Professor Henry Srebrnik

Professor Henry Srebrnik

Monday, November 05, 2018

Authoritarian Rule in an African Country


By Henry Srebrnik, [Summerside, PEI] Pioneer Journal

In many African states, authoritarian rulers have gone from refusing to hold elections to finding new ways to rig them, and to keep themselves in power. This is sometimes accomplished without having to resort to violence.

Cameroon, a union of former British and French colonies, is one of Africa’s most enduring electoral authoritarian regimes. While multiparty elections exist on paper, these elections are not free and fair and are tilted in the regime’s favor.

Paul Biya, age 85, has been in power for 36 years. On Oct. 7, running for a seventh term under the banner of the Cameroon People’s Democratic Movement, he won yet another presidential election.

This, even though a devastating uprising is taking place in the minority English-speaking areas in the northwest and southwest by separatists who want to form their own country, called Ambazonia.

Following the First World War, the Treaty of Versailles divided the colony, which had been German, between France and Great Britain. Colonialists imposed their own cultures on each region. 

Still, the two parts formed a single country in 1961. 

The French colonial government had established extensive emergency powers in its part, and subsequent presidents in Cameroon have made full use of these.

Biya is able to use nearly exclusive control of political appointments and state institutions to both reward supporters and punish detractors. 

When he became president, he declared nine states of emergency between 1982 and 1986.

At the time, Cameroon enjoyed a booming economy with solid exports of cocoa, timber, and coffee and a growing petroleum industry. 

Thanks to corruption and ethnic cronyism, while Biya and his friends grew rich on oil money, the Cameroonian economy shrank for nine straight years beginning in 1987.

Biya’s Cameroon People’s Democratic Movement (CPDM) was the only legal political party until December 1990. Under serious pressure, he accepted the introduction of multiparty politics in the early 1990s. But this didn’t end his hold on power.

In 1992, in the midst of economic crisis, many elites in Cameroon defected to form rival political parties. Significant election fraud, repression and an influx of international cash from France helped Biya eke out a narrow victory with just 40 per cent of the vote.

In 2004, Biya came up with a new tactic in the world of rigged elections. 

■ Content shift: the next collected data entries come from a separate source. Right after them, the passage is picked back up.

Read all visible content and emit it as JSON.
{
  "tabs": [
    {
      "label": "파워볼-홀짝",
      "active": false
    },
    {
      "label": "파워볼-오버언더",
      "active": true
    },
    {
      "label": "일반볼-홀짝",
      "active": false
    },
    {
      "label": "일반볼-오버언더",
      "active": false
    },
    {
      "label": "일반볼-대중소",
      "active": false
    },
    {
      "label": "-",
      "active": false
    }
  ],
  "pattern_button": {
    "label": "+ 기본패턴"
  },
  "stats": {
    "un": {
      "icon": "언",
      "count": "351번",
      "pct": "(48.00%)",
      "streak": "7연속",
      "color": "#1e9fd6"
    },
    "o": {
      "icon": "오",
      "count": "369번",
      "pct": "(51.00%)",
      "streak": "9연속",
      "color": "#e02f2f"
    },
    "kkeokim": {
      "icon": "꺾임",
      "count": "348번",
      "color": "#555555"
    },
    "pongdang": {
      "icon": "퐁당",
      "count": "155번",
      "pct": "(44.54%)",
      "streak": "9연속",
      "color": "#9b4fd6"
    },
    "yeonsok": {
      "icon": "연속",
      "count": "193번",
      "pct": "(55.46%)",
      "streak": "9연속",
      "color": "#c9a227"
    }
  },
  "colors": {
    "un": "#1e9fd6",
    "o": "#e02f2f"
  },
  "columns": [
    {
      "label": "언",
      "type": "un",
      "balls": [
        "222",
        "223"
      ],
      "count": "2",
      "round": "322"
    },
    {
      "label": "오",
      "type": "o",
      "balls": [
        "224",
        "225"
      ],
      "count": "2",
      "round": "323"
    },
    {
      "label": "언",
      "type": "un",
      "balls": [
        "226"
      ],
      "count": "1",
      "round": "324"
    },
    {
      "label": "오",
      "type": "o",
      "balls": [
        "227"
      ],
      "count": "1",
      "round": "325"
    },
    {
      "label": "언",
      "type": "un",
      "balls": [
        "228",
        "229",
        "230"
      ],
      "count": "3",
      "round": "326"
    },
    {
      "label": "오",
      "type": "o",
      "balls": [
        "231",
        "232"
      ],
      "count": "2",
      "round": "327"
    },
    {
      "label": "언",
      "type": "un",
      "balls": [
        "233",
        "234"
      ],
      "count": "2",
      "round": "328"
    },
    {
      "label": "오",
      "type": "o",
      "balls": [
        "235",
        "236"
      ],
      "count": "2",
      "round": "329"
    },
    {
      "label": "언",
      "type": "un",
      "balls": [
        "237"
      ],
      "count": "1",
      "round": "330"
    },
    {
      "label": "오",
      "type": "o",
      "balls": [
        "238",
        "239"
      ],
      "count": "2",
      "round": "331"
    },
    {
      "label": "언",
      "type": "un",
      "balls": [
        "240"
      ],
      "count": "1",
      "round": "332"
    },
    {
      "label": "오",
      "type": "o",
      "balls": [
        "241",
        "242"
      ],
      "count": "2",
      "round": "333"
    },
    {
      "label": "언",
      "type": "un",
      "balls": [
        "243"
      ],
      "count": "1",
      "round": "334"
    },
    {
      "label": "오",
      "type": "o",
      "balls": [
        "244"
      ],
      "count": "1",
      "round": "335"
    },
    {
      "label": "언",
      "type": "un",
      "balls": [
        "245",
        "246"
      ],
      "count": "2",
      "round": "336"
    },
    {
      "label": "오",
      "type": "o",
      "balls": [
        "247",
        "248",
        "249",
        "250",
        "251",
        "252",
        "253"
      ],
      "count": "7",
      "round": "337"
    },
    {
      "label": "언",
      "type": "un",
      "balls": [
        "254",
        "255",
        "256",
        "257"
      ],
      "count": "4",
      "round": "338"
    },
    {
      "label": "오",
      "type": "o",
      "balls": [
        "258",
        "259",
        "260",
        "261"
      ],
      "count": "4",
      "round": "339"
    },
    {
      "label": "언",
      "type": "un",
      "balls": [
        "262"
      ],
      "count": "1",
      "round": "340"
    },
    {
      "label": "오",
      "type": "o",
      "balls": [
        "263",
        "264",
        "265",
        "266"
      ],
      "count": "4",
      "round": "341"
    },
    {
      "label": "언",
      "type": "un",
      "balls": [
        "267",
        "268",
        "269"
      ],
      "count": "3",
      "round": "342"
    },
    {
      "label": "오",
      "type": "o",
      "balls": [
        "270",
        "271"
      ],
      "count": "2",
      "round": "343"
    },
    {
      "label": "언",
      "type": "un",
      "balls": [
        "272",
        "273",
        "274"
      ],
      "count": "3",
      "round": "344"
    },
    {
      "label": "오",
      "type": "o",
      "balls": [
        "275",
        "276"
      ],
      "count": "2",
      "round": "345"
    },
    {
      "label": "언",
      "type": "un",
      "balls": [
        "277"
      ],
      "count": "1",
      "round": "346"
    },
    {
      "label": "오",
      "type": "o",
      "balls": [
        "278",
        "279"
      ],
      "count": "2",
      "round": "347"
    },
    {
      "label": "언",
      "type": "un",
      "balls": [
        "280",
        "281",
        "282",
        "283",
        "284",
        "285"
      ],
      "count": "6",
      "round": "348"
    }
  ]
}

He signed a $400,000 deal with the Washington, D.C., law and lobbying firm of Patton Boggs.

One of the lobbyists, former Congressman Greg Laughlin, formed a group called the U.S. Association of Former Members of Congress.  

It flew in six ex-congressmen, who observed the Oct. 11 vote, declared it a free election, and flew home.  

In 2008, the constitution was changed to remove term limits.

Cameroon’s emergency powers and state control continue to limit electoral competition. The government uses libel laws to shut down media outlets for extensive periods of time.

During elections, state officials constrain the opposition by limiting rally permits or restricting travel for security purposes. 

Nevertheless, governing this complex state of some 250 ethnic groups requires finesse as well. 

Under Biya, a Roman Catholic from the Beti ethnic group in the south, many Cameroonians see disproportionate political representation in senior political posts from his home territory. 

Much of the north (now under threat from Boko Haram in neighbouring Nigeria) is Muslim; it was ruled by a Fulani emirate prior to European colonization.

So Biya uses carrots as well as sticks, offering opposition party leaders positions of prestige. 

Today, Cameroon has the largest cabinet on the continent with more than 65 ministers, secretaries and special delegates. 

Similarly, Cameroon has not liberalized much of its state-controlled economy, leaving Biya with many fiscal tools to secure political support.

So, even with a multiplicity of parties and periodic elections, he has, as Keith Somerville noted in his book Africa’s Long Road since Independence, retained “an overall structure that ensured the locus of power remained unchanged.”

Supporters of the Cameroon Renaissance Movement Party candidate, Maurice Kamto, claimed fraud. But Biya’s victory was a foregone conclusion.

He received 71.09 per cent of the votes, with Kamto far behind, at 14.4. 

One-fifth of the electorate is English speaking, and many, due to separatist violence, could not reach the polls in this election. So the overall election turnout was 53 per cent.

Biya’s party has vowed to continue with protests.